My Story: 365 day blog challenge Day 89 Rejected

365 Day Blog Post Challenge 2019
Day 89
290. Describe a time when you felt rejected

Rejection is one of the toughest things I have had to learn to deal with in my life.  I think everyone at one point or another has that feeling of being rejected.  It happens a lot when we are children and gets even worse in our teenage years.  Things like trying out for teams or groups and not being “accepted”, or sometimes rejection can even come from our own friends.  Maybe it’s more common with teenage girls, I don’t know, but oh my goodness… girls can be just down right mean.  I have specific memories of when a group of friends would get mad at just one person.  Then they would all bond together and make sure that they would leave that one person out of everything.  I was the one on the receiving end of that on several occasions and I can tell you, it surely does not feel good to be rejected by your friends.

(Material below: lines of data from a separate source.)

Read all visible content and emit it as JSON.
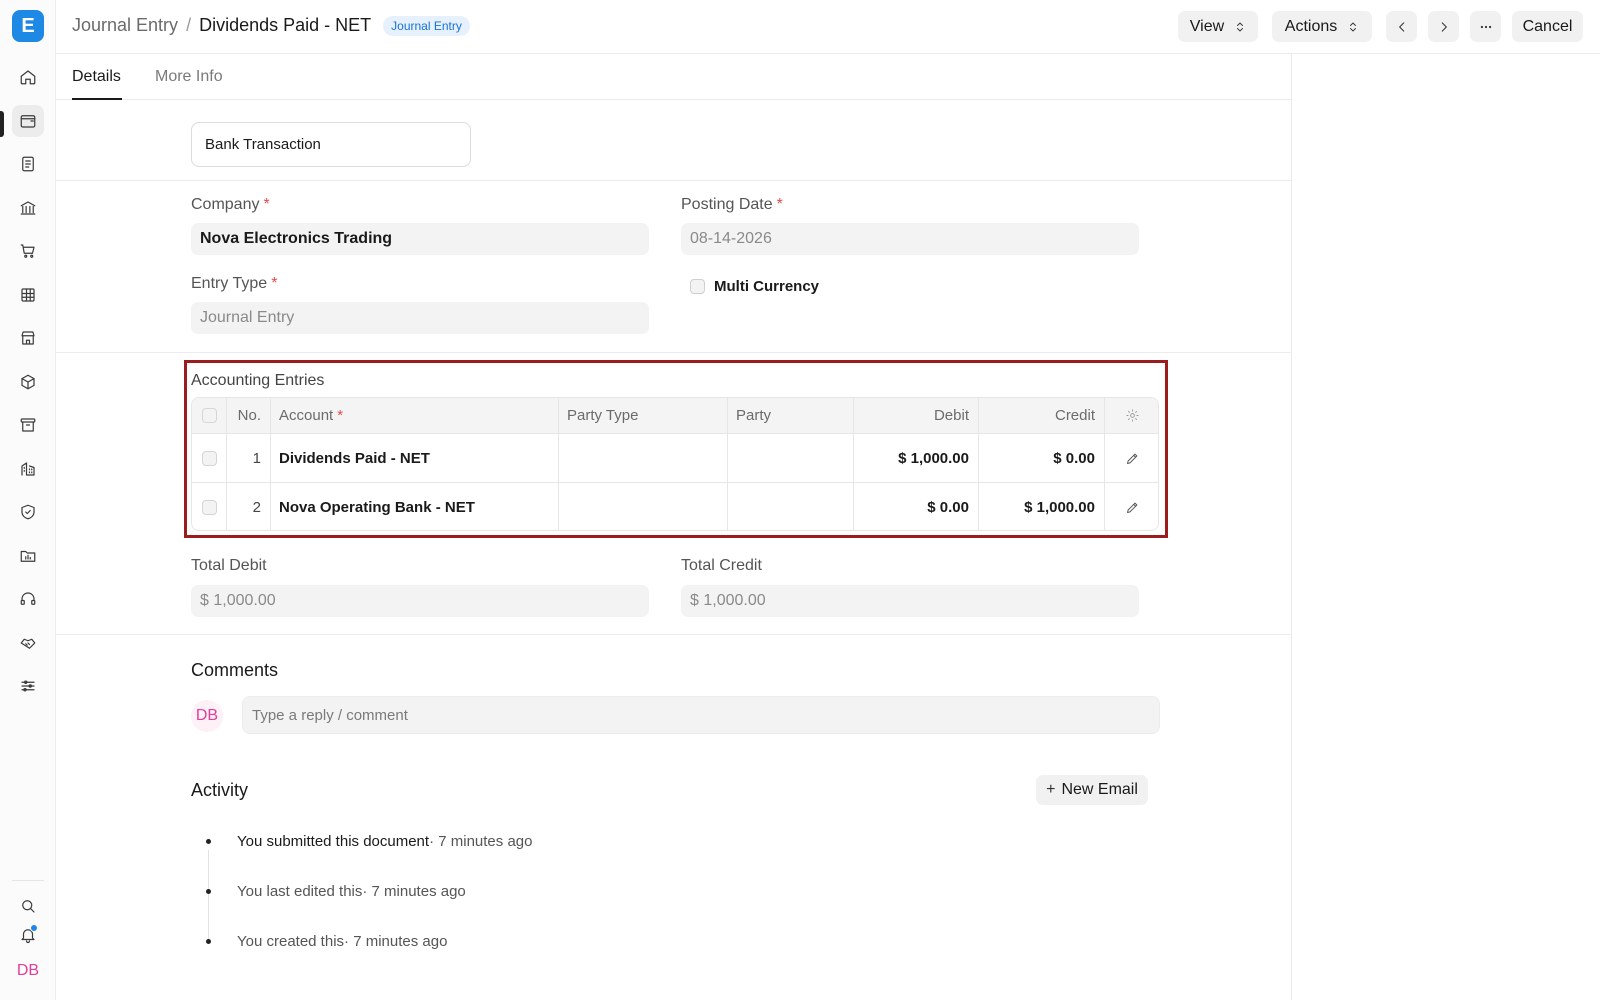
{
  "app": {
    "logo_letter": "E"
  },
  "sidebar": {
    "icons": [
      "home-icon",
      "wallet-icon",
      "document-icon",
      "bank-icon",
      "cart-icon",
      "table-icon",
      "store-icon",
      "box-icon",
      "archive-icon",
      "building-icon",
      "shield-icon",
      "folder-chart-icon",
      "headset-icon",
      "handshake-icon",
      "sliders-icon"
    ],
    "user_initials": "DB"
  },
  "header": {
    "breadcrumb_parent": "Journal Entry",
    "breadcrumb_separator": "/",
    "title": "Dividends Paid - NET",
    "badge": "Journal Entry",
    "view_label": "View",
    "actions_label": "Actions",
    "cancel_label": "Cancel"
  },
  "tabs": [
    {
      "label": "Details",
      "active": true
    },
    {
      "label": "More Info",
      "active": false
    }
  ],
  "form": {
    "bank_transaction_label": "Bank Transaction",
    "company_label": "Company",
    "company_value": "Nova Electronics Trading",
    "posting_date_label": "Posting Date",
    "posting_date_value": "08-14-2026",
    "entry_type_label": "Entry Type",
    "entry_type_value": "Journal Entry",
    "multi_currency_label": "Multi Currency",
    "required_mark": "*"
  },
  "accounting": {
    "title": "Accounting Entries",
    "columns": {
      "no": "No.",
      "account": "Account",
      "party_type": "Party Type",
      "party": "Party",
      "debit": "Debit",
      "credit": "Credit"
    },
    "rows": [
      {
        "no": "1",
        "account": "Dividends Paid - NET",
        "party_type": "",
        "party": "",
        "debit": "$ 1,000.00",
        "credit": "$ 0.00"
      },
      {
        "no": "2",
        "account": "Nova Operating Bank - NET",
        "party_type": "",
        "party": "",
        "debit": "$ 0.00",
        "credit": "$ 1,000.00"
      }
    ]
  },
  "totals": {
    "total_debit_label": "Total Debit",
    "total_debit_value": "$ 1,000.00",
    "total_credit_label": "Total Credit",
    "total_credit_value": "$ 1,000.00"
  },
  "comments": {
    "title": "Comments",
    "avatar_initials": "DB",
    "placeholder": "Type a reply / comment"
  },
  "activity": {
    "title": "Activity",
    "new_email_label": "New Email",
    "items": [
      {
        "text": "You submitted this document",
        "ago": " · 7 minutes ago"
      },
      {
        "text": "You last edited this",
        "ago": " · 7 minutes ago"
      },
      {
        "text": "You created this",
        "ago": " · 7 minutes ago"
      }
    ]
  },
  "colors": {
    "accent": "#1e88e5",
    "highlight_border": "#9b1c1c",
    "required": "#e24c4c",
    "avatar": "#e0409a"
  }
}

Rejection overall is a difficult thing to learn to deal with.  I did have one specific rejection that has stuck with me for many years and still brings twinges of pain and embarrassment whenever I think about it.  Rejection can cause so many different emotions.  It can make you sad, cause you to feel depressed, hurt your feelings and also cause you embarrassment.  Embarrassment is almost one of the worst parts.  It can be embarrassing (maybe humiliating is a better word) to put yourself out there to someone and have them reject you.  That is what happened to me.  I was very much in love with someone who I was pretty much willing to change my whole life for.  I opened my heart and gave my soul to this person.  Sadly, they didn’t want me.  At least not in the same way that I wanted them.  Just because someone turns you down nicely does not mean that you are not being rejected.  I felt rejected, humiliated and devastated to my very core.  It’s because of this person that I have and will always have a wall up when it comes to my heart.  I love my husband to pieces, but there will always be that part of me that will hide behind that wall and never be able to break though to give my 100% true self.  Sometimes rejection can be life changing.  This surely was for me.  For me, it’s hard enough to show love in general.  Maybe that has to do with the tough situations I had in my childhood or maybe it’s just part of who I am, but I am not one of those people that gives my heart easily and freely.  It takes work for me (even before this rejection).  So when this person rejected me and didn’t want me, it was a firm reminder of why I hold back so much on opening myself completely to any other human being.  I have not yet found that the benefits outweigh the pain and let’s face it, that’s just down right sad.